Dans certains établissements, ce n’est pas du tout au programme. Heureusement, de belles rencontres viennent dépasser ces lacunes. Tel maître-nageur fait son défi personnel d’enseigner les rudiments, tel professeur de tennis garde le sourire semaine après semaine, malgré les centaines de gestes chaotiques qui n’évoluent guère. La patience, la douceur et le sourire de ces professionnels, reliés par une forme de foi communicative, fait du bien.

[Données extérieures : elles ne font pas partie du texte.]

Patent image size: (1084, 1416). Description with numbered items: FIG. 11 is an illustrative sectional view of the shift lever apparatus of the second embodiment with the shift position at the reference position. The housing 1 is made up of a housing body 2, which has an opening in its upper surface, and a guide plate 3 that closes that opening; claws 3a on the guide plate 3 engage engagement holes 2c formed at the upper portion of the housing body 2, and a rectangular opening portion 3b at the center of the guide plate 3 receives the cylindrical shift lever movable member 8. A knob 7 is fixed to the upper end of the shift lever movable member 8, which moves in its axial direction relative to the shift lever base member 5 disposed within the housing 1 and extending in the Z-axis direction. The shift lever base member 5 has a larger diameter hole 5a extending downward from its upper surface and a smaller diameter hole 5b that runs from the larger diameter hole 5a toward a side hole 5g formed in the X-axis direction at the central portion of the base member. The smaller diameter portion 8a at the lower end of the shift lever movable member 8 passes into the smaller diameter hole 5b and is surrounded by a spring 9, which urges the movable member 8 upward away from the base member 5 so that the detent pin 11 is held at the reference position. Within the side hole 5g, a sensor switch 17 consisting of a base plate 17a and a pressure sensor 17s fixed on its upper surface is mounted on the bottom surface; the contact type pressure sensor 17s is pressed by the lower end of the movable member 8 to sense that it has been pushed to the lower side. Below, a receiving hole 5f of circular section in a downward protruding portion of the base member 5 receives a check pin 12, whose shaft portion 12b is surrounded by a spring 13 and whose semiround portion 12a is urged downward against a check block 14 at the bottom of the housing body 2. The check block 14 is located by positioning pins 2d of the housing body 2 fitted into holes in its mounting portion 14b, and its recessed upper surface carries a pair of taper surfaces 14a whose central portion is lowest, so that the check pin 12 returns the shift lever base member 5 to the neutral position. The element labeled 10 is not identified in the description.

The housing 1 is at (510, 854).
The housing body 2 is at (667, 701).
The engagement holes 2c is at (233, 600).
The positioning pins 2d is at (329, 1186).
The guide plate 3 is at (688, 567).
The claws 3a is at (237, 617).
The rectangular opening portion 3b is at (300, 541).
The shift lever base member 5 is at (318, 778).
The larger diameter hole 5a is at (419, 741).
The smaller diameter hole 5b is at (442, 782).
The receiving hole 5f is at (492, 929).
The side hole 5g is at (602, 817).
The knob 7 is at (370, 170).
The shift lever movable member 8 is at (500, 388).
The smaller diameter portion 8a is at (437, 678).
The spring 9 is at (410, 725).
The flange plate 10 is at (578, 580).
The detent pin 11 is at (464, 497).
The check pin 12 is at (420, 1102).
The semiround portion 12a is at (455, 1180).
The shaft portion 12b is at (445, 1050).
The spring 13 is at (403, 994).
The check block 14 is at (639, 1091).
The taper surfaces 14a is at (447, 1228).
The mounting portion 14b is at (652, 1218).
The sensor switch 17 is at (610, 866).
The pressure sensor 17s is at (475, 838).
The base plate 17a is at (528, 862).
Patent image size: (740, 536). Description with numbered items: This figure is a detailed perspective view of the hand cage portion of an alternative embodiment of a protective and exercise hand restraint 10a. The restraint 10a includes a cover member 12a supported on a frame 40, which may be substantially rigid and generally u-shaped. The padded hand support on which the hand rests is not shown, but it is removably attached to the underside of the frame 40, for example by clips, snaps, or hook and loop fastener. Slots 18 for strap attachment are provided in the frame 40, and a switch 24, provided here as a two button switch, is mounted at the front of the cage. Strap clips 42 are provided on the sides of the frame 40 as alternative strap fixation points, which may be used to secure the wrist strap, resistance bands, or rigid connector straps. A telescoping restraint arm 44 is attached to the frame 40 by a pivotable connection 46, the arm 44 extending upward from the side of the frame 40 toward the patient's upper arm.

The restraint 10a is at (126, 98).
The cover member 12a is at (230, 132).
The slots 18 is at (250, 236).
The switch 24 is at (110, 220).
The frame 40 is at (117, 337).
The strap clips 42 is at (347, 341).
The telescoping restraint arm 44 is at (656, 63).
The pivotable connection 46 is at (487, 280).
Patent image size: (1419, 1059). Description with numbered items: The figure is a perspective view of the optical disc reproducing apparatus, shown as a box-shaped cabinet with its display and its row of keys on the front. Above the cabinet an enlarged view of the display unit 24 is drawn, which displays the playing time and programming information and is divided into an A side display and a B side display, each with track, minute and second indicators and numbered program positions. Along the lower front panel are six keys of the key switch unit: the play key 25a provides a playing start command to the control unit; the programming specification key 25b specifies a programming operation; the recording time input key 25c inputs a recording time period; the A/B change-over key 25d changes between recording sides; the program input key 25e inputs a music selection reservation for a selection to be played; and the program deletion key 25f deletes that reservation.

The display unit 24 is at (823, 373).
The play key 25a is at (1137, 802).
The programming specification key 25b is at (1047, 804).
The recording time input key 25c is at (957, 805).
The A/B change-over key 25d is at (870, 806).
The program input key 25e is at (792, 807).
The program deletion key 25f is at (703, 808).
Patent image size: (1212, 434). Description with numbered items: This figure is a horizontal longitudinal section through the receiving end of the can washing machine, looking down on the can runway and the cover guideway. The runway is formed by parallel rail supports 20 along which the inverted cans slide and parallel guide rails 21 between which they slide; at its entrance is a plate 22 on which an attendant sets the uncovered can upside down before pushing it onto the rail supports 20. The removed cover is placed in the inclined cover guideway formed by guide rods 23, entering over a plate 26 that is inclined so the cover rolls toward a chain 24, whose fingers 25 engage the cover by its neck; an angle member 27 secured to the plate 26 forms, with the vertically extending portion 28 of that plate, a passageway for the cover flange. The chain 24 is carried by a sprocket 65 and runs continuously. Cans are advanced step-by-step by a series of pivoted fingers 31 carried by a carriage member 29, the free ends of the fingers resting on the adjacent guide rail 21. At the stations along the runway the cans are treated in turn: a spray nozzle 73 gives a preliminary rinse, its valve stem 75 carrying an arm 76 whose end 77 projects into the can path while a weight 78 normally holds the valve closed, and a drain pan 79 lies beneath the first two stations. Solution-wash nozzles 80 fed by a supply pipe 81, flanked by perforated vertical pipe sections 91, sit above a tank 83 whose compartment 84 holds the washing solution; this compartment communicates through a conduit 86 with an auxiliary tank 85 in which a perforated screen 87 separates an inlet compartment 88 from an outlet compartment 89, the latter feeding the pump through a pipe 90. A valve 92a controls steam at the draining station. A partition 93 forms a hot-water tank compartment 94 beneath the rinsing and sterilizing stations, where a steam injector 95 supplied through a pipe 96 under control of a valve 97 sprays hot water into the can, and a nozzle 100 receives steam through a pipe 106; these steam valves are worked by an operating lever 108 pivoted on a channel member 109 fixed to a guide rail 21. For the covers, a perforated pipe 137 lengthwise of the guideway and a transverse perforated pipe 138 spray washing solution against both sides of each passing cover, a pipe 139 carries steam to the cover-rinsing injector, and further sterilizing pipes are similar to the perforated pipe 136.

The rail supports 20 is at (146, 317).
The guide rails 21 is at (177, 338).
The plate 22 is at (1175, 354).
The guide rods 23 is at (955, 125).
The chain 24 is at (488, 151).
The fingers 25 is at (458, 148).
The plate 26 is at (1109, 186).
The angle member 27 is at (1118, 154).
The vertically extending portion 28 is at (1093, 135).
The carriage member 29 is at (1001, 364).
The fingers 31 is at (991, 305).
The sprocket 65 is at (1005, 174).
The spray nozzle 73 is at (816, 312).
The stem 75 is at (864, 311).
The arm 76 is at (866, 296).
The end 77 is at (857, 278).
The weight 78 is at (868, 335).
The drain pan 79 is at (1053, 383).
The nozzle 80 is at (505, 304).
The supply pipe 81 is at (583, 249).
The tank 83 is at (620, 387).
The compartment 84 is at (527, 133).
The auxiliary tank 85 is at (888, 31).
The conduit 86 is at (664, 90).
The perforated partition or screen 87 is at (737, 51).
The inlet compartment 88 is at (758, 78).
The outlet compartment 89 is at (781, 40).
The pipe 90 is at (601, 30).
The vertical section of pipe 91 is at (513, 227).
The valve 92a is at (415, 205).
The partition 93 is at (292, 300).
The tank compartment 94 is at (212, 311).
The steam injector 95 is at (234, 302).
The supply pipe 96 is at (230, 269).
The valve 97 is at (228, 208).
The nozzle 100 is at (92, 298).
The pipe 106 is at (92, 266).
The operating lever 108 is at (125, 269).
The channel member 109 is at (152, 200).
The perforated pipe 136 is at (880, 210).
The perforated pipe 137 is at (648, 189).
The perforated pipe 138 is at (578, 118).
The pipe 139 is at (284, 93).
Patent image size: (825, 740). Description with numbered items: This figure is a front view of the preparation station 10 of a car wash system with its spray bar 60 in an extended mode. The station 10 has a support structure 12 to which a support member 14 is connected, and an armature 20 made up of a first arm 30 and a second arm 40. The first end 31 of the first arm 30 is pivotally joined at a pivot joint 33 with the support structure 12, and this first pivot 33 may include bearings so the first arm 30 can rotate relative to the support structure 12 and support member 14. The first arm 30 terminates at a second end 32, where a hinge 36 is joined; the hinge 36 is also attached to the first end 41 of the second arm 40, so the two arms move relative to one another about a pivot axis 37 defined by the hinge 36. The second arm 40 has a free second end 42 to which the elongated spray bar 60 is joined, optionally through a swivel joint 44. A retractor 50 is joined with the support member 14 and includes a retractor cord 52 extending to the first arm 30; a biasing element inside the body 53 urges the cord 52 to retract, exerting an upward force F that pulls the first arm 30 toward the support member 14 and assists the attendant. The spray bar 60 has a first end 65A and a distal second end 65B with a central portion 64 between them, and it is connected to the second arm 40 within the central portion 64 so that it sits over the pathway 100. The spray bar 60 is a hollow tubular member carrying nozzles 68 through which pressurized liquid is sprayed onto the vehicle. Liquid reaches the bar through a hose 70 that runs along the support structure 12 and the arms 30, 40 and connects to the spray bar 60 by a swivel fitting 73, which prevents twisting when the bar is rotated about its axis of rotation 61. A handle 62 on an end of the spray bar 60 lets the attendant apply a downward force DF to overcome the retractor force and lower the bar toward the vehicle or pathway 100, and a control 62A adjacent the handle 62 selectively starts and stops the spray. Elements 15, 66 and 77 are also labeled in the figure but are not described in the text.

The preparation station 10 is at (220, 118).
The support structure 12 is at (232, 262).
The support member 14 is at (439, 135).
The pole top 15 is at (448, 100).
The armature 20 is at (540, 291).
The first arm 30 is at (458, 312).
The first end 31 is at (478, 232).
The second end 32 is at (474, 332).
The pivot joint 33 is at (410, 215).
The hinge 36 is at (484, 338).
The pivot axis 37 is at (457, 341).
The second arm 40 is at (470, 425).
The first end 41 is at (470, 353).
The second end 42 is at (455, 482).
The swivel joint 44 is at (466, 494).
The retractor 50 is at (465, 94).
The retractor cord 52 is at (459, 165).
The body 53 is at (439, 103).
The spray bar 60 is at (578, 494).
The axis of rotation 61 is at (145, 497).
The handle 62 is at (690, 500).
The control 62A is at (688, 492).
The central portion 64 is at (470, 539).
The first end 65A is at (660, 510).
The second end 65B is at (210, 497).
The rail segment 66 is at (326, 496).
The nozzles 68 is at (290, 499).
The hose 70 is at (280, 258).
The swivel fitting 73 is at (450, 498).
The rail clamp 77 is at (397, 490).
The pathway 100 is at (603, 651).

C’est une miette de bonheur de voir Roxelane déambuler à sa façon, un peu perdue, au milieu de la parcelle du parc utilisée comme terrain de foot improvisé. Les enfants jouent leur match sans trop se soucier d’elle, investis à fond dans leur compétition du moment. Les frappes sont puissantes. Survient la minute où le ballon s’arrête à ses pieds. Tous s’arrêtent et attendent, dans un bref répit. Et la voilà qui tire dans le sens qu’elle a plus ou moins décidé. Temps suspendu où le match laisse place à un instant de fraternité silencieuse entre les enfants, face au handicap qu’ils ont deviné et respecté. Pas besoin de leur expliquer.

Guillaume Kaltenbach, ombresetlumiere.fr – 20 novembre 2023

portrait de Guillaume

Guillaume Kaltenbach est père de trois enfants dont Roxelane, 14 ans, atteinte de troubles du spectre autistique. De confession protestante, ce chef d’entreprise est impliqué dans différentes initiatives professionnelles et bénévoles visant l’amélioration de l’inclusion des personnes en situation de handicap.